Friday, April 13, 2018

The World of Henry Cowell at Bard Music West, Concert 2

Before there was such a thing as "World Music," the California composer Henry Cowell pretty much invented it. The Saturday afternoon concert of the Bard Music West festival last weekend was dedicated to Cowell's international bent, which began with an improvisation by Shahab Paranj on the tombak, an Iranian percussion instrument that was surprisingly multi-faceted in its sounds.

This was followed by Urban Inventory, a 2015 work by Wang Lu, who was raised in Xi'an, China and now teaches at Brown University in Rhode Island. The performers were Third Sound, a recently formed contemporary music ensemble from New York, with Romie de Guise-Langlois on clarinet, Karen Kim on violin, Michael Nicolas on cello, Orion Weiss on piano, and Sooyun Kim on flute who also doubled on a loud, shrieking piccolo in a few movements that made me cover my ears. The six-movement work also included prerecorded urban sounds of voices over speakers, and though the performance was expert, I found the experience unpleasant which may have been intentional.

Sonorous beauty was restored with the 1924 Sonatina by Mexican composer Carlos Chavez who Cowell championed over the decades. The lovely performance was by Luosha Fang on violin and Allegra Chapman on piano.

Tim Padgett then led a percussion quartet in the 1941 Double Music by John Cage and Lou Harrison. Both composers were students of Cowell and he introduced them to each other in the late 1930s, where they essentially invented the percussion ensemble in Western classical music, writing pieces for modern dance troupes in San Francisco and Oakland's Mills College. Double Music is a fascinating chance music experiment, where Harrison and Cage wrote 200 measures for two percussion voices independently and then layered the results together. It worked brilliantly.

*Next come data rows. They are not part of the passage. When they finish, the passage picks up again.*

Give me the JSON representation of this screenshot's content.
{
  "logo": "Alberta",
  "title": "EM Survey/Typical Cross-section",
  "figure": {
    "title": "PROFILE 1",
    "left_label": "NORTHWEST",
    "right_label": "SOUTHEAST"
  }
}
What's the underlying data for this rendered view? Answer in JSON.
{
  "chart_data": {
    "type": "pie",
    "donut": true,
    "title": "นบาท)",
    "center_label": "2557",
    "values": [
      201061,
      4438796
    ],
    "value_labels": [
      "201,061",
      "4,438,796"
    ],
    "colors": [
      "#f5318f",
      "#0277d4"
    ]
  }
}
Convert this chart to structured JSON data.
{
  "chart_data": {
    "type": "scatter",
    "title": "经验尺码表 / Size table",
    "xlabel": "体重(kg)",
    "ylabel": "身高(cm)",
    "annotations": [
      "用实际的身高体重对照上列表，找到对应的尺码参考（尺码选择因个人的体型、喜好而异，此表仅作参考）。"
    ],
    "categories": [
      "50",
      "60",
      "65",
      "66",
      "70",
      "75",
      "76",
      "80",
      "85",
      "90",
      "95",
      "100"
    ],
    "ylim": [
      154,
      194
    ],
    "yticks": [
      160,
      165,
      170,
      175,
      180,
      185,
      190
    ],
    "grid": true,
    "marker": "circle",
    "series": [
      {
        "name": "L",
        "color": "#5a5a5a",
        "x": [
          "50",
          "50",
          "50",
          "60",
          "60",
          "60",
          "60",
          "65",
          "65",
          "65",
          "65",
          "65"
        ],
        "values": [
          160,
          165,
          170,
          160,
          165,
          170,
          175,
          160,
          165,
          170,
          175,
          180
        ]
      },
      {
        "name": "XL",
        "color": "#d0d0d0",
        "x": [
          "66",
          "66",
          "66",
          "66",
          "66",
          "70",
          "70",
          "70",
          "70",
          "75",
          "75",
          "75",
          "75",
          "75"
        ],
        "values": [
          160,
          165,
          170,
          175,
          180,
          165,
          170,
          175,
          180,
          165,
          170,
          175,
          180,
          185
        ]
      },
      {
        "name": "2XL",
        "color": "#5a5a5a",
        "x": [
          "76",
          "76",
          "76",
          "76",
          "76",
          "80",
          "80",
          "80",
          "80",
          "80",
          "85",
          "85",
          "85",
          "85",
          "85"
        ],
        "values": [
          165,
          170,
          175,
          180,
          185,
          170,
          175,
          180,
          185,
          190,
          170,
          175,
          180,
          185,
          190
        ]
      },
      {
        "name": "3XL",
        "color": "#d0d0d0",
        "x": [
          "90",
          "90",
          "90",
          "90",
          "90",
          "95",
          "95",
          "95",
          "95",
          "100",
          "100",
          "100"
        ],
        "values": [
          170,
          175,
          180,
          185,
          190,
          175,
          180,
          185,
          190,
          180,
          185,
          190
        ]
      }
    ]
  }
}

The quartet, consisting of Padgett, Ben Paysen, Sam Rich and Mika Nakamura, then played Cowell's 1939 Return which was originally written for dancers to play instruments, which must have been something to see.

Cellist Michael Nicolas from Third Sound was the soulful soloist in Cowell's 1924 Adagio from Ensemble for String Quintet and Thunder Sticks minus the thunder sticks which the composer decided later in life didn't add much to to the composition.

The concert's finale was amazing, a performance of Cowell's 1957 Homage to Iran, with Allegra Chapman on piano, Luosha Fang on violin and Shahab Paranj improvising on the tombak. One of the weirder detours in American history must be Cowell, imprisoned at San Quentin for homosexuality in the 1930s, being selected as a cultural ambassador for the U.S. State Department in the 1950s. During a world tour, he landed in the Middle East during the Suez Canal crisis, and was sent off to program radio shows in Iran where the CIA had recently stage managed the 1953 coup that installed Shah Mohammad Reza Pahlavi.

The rare chance to hear this music live, particularly in such a thrilling performance, was one of the many highlights of Bard Music West festival, which is one of the most exciting new developments on the Bay Area music scene in a long while. I can't wait to see what they do next.